I’ve seen a range of suggestions about shorter copyright durations, but it’s a rare one that pares it down to only pre-1980s levels. Even that wasn’t short enough.
Coupled with people asserting that copyrights should not be transferable is even more hostile to IP creators.
What's the point here? Is it that one good song should set you up for life?
One good song generally won’t. But it may provide you with enough of a cushion to get you through hard times.
But if you want truly professional level music, you need to allow musicians to be able to support themselves with their music. Pros put in practice & performance time like people doing 9-5 office work.
If their 1M streams are earning poverty level wages, they’re going to need a second job. (And their second job might not be cool with their merch or taking 1 month off to tour.)
There is a way to explain how $4m annually could be whittled down enough by taxes, professional fees, revenue shares etc but without doing that this sounds just tone deaf. $4m is more than most people make in 2-4 decades. This is not sympathy inducing to your argument for me.
Don’t forget, that is $4M for “the artist”, regardless of whether they’re 100% a solo act or if they’re a large band or musical collective.

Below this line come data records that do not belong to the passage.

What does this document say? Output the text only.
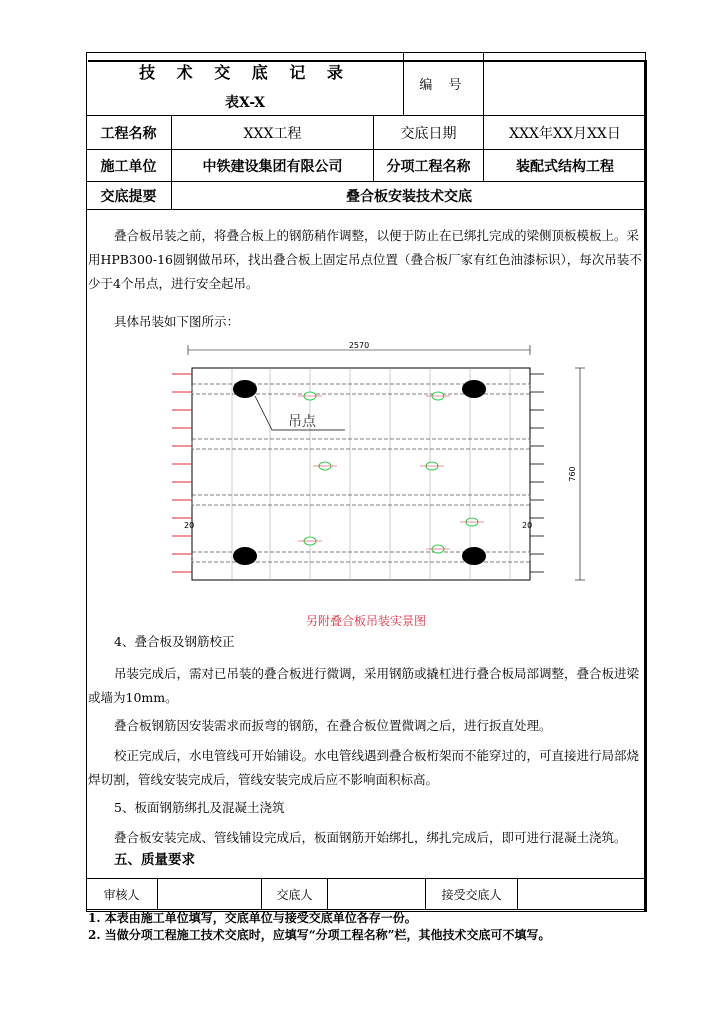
技 术 交 底 记 录
表X-X
编 号
工程名称	XXX工程	交底日期	XXX年XX月XX日
施工单位	中铁建设集团有限公司	分项工程名称	装配式结构工程
交底提要	叠合板安装技术交底
叠合板吊装之前，将叠合板上的钢筋稍作调整，以便于防止在已绑扎完成的梁侧顶板模板上。采用HPB300-16圆钢做吊环，找出叠合板上固定吊点位置（叠合板厂家有红色油漆标识），每次吊装不少于4个吊点，进行安全起吊。
具体吊装如下图所示：
2570
760
吊点
20	20
另附叠合板吊装实景图
4、叠合板及钢筋校正
吊装完成后，需对已吊装的叠合板进行微调，采用钢筋或撬杠进行叠合板局部调整，叠合板进梁或墙为10mm。
叠合板钢筋因安装需求而扳弯的钢筋，在叠合板位置微调之后，进行扳直处理。
校正完成后，水电管线可开始铺设。水电管线遇到叠合板桁架而不能穿过的，可直接进行局部烧焊切割，管线安装完成后，管线安装完成后应不影响面积标高。
5、板面钢筋绑扎及混凝土浇筑
叠合板安装完成、管线铺设完成后，板面钢筋开始绑扎，绑扎完成后，即可进行混凝土浇筑。
五、质量要求
审核人	交底人	接受交底人
1. 本表由施工单位填写，交底单位与接受交底单位各存一份。
2. 当做分项工程施工技术交底时，应填写“分项工程名称”栏，其他技术交底可不填写。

I decided not to get into the weeds because it can be tedious, but, in all honesty, $1M isn’t as much as most people think it is.

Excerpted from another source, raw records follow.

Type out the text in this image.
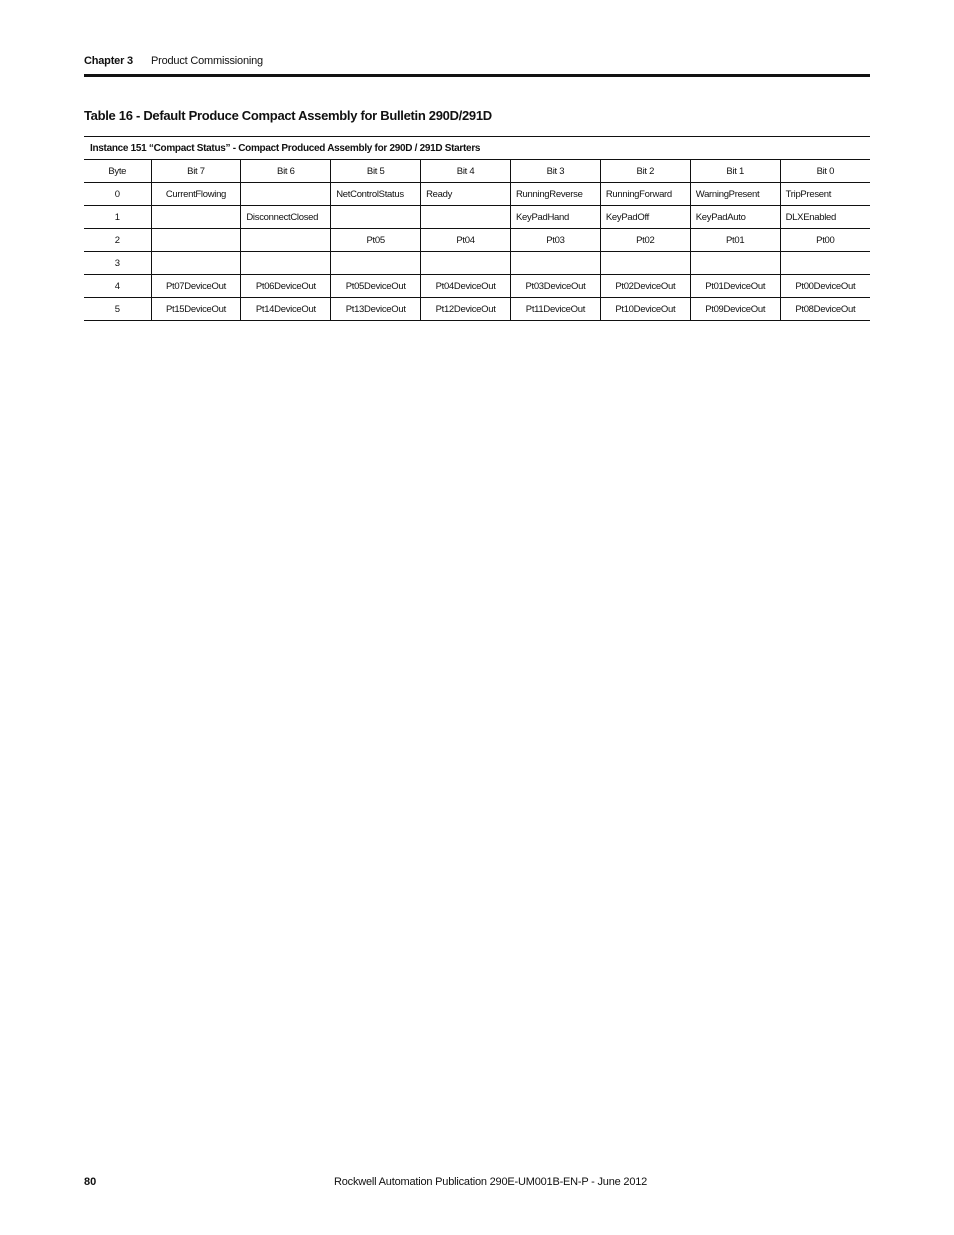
Chapter 3 Product Commissioning
Table 16 - Default Produce Compact Assembly for Bulletin 290D/291D
Instance 151 “Compact Status” - Compact Produced Assembly for 290D / 291D Starters								
Byte	Bit 7	Bit 6	Bit 5	Bit 4	Bit 3	Bit 2	Bit 1	Bit 0
0	CurrentFlowing		NetControlStatus	Ready	RunningReverse	RunningForward	WarningPresent	TripPresent
1		DisconnectClosed			KeyPadHand	KeyPadOff	KeyPadAuto	DLXEnabled
2			Pt05	Pt04	Pt03	Pt02	Pt01	Pt00
3								
4	Pt07DeviceOut	Pt06DeviceOut	Pt05DeviceOut	Pt04DeviceOut	Pt03DeviceOut	Pt02DeviceOut	Pt01DeviceOut	Pt00DeviceOut
5	Pt15DeviceOut	Pt14DeviceOut	Pt13DeviceOut	Pt12DeviceOut	Pt11DeviceOut	Pt10DeviceOut	Pt09DeviceOut	Pt08DeviceOut
80	Rockwell Automation Publication 290E-UM001B-EN-P - June 2012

Until most state lotteries changed their laws to require a minimalist financial education course before collecting a big win, the average American $5m lottery winner had spent it all within 5-7 years. This fact got publicized, and it actually caused ticket purchases to decline enough to endanger the viability of lotteries in some states.
You see similar patterns with other windfalls- inheritances, judicial awards, etc.
Bringing it back to this discussion: of the 1180 million songs on Spotify, 329k of them reach the 1M plays per year (the benchmark for $3-10k revenue).
Only something like 830 have topped 1B streams. 830 artists have produced something that will get them a $4M check (before it gets chipped away).
In the context of the American economy, that’s
really good, but again, not immediate permanent retirement money.
The touring being where most money comes from makes sense to me because it's the part that can't be replicated by anyone else. You can't go to a Taylor Swift concert if she's not there.
Touring makes both the artist and the label money, but actually, merch is king.